[R] matching observations and ranking

Wed Apr 24 16:09:08 CEST 2013

Hi,
May be this helps:
As you wanted to match only from row3 onwards to row2, the corresponding values on row1 and row2 were set to NA.
dat1<- read.table(text="
  S.No AB001A AB0002A AB362
   P1   -/-        C/C   A/A                       
    P2   C/C        C/C   A/A                       
    3   C/C        C/C   A/A                       
    4   C/C        C/C   A/A                       
    5   C/C        C/C   A/A                       
    6   C/C        C/C   A/A                       
    7   C/C        C/C   A/A                       
    8   -/-        -/-   -/-                       
    9   C/C        C/C   A/A                       
    10  C/C        C/C   A/A                       
    11  -/-        C/C   A/A                       
    12  C/C        C/C   A/A                       
    13  C/C        C/C   A/A                       
    14  C/C        C/C   A/A                       
    15  C/C        -/-   A/A                       
    16   -/-        C/C   A/A                       
    17   A/A        A/C   A/A                       
    18  C/A        A/A   A/A
",sep="",header=TRUE,stringsAsFactors=FALSE)
dat2<-cbind(dat1,(1*mapply("==",dat1[,-1],dat1[2,-1])))
names(dat2)[duplicated(names(dat2))]<- paste0(names(dat2)[duplicated(names(dat2))],"_1")
library(plyr)
 dat3<-mutate(dat2,SUM=rowSums(cbind(AB001A_1,AB0002A_1,AB362_1)), MATCH=(SUM/3)*100)
 dat3[1:2,5:9]<-NA
res<-mutate(dat3,RANK=rank(MATCH,ties.method="min"))
 head(res)
#  S.No AB001A AB0002A AB362 AB001A_1 AB0002A_1 AB362_1 SUM MATCH RANK
#1   P1    -/-     C/C   A/A       NA        NA      NA  NA    NA   17
#2   P2    C/C     C/C   A/A       NA        NA      NA  NA    NA   18
#3    3    C/C     C/C   A/A        1         1       1   3   100    7
#4    4    C/C     C/C   A/A        1         1       1   3   100    7
#5    5    C/C     C/C   A/A        1         1       1   3   100    7
#6    6    C/C     C/C   A/A        1         1       1   3   100    7
A.K.


>Hi Arun, 
>Thank you very much for your help in solving my problem, 
>S. No   AB001A  AB0002A AB362   AB001A    AB0002A     AB362   SUM %Match  Rank 
 >   P1   -/-        C/C   A/A                         
  > P 2   C/C        C/C   A/A                         
  >  3   C/C        C/C   A/A                         
  >  4   C/C        C/C   A/A                         
  >  5   C/C        C/C   A/A                         
   > 6   C/C        C/C   A/A                         
   > 7   C/C        C/C   A/A                         
   > 8   -/-        -/-   -/-                         
   > 9   C/C        C/C   A/A                         
   >10  C/C        C/C   A/A                         
   > 11  -/-        C/C   A/A                         
   > 12  C/C        C/C   A/A                         
   > 13  C/C        C/C   A/A                         
   > 14  C/C        C/C   A/A                         
    >16  C/C        -/-   A/A                         
>Actually i want to match observation from 3 to 16 with the value in 
p2 (i.e 3 with p2, 4 with p2, 5 with p2 etc), if they match i would like
 to give >value 1 and store it in corresponding dummy variable i.e. 
AB001A and i would like to do samething for remaining vars too and 
storing in their >dummy vars.
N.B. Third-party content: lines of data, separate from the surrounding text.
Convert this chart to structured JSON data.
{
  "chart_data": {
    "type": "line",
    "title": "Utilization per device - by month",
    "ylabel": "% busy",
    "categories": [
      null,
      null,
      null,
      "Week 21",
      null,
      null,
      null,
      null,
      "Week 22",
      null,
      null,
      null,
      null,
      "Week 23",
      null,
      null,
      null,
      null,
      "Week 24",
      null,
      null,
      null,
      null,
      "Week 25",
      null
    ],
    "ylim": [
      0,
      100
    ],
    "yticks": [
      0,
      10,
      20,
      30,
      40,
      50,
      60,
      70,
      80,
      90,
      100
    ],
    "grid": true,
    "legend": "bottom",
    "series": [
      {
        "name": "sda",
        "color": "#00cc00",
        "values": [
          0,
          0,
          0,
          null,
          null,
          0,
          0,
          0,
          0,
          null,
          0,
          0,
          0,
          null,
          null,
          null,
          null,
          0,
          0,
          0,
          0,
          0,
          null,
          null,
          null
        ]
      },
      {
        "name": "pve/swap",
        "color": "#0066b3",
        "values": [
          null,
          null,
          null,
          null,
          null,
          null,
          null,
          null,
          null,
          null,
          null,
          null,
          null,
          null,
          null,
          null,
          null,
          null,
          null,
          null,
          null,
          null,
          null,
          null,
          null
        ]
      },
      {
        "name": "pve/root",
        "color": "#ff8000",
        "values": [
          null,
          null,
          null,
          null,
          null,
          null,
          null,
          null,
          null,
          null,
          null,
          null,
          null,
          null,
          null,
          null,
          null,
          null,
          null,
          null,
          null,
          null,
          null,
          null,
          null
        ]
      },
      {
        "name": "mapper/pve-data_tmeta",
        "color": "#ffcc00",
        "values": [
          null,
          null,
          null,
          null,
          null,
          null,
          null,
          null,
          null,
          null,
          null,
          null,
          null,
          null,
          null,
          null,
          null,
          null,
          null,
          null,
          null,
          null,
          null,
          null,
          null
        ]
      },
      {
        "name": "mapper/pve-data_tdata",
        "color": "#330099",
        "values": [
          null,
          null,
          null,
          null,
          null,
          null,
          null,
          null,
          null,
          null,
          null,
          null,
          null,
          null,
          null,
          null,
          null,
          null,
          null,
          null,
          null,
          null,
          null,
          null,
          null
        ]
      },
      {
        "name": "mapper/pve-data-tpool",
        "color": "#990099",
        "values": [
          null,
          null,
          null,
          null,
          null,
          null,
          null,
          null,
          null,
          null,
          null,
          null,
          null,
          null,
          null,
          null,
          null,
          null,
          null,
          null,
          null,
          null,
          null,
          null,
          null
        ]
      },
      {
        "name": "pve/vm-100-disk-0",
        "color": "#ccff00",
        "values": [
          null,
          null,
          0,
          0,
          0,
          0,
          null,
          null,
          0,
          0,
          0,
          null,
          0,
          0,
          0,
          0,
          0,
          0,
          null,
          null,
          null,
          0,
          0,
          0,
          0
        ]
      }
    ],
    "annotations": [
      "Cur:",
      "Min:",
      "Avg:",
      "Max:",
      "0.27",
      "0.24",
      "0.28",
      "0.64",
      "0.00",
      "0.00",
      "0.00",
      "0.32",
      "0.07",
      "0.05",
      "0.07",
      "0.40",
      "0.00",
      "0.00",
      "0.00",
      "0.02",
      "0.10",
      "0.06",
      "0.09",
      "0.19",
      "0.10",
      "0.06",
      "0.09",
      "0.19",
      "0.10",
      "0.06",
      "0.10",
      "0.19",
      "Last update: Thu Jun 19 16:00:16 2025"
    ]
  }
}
Finally i want make sum of all the matched 
(i.e. 1 score) in each row and calculate percentage of match and then 
rank. This what i >want, sorry for not expressing my problem exactly in 
understandable way. 


>Hi to all bloggers, 
 >my data looks like this, 
>
>S. No   AB001A  AB0002A AB362   VAR1    VAR2    VAR3    SUM %Match  Rank 
 >  1   -/-        C/C   A/A                         
 >   2   C/C        C/C   A/A                         
  >  3   C/C        C/C   A/A                         
  >  4   C/C        C/C   A/A                         
   > 5   C/C        C/C   A/A                         
  >  6   C/C        C/C   A/A                         
   > 7   C/C        C/C   A/A                         
   > 8   -/-        -/-   -/-                         
   > 9   C/C        C/C   A/A                         
   > 10  C/C        C/C   A/A                         
   > 11  -/-        C/C   A/A                         
   > 12  C/C        C/C   A/A                         
   > 13  C/C        C/C   A/A                         
   > 14  C/C        C/C   A/A                         
   > 16  C/C        -/-   A/A                         
   > 17   -/-        C/C   A/A                         
   > 18   C/C        C/C   A/A                         
   > 19  C/C        C/C   A/A                         
>I want to match obs 3 with obs 2 if it exactly matched then score 
will be 1 else 0, that will be stored in var1 for AB001a, in var2 for 
ab0002a and in >var3 for ab362 and i want to calculate sum of all the 1's
and observation match percent and their rank (top ten matchers), I did 
this successfully in >excel but it took me lot of time, i used if 
condition in excel like (=if(A3=A$2,1,0) and then i dragged among all 
obs and i did sum of all obs, their >%match and rank. My question is how 
can i do this in R? can i use match package for this? or other packages 
will help me? my data is so big with >5,15,567 obs. can any one guide me 
how to do this in sas because i want to reduce my time to analyze my 
data. Thanking you Regards,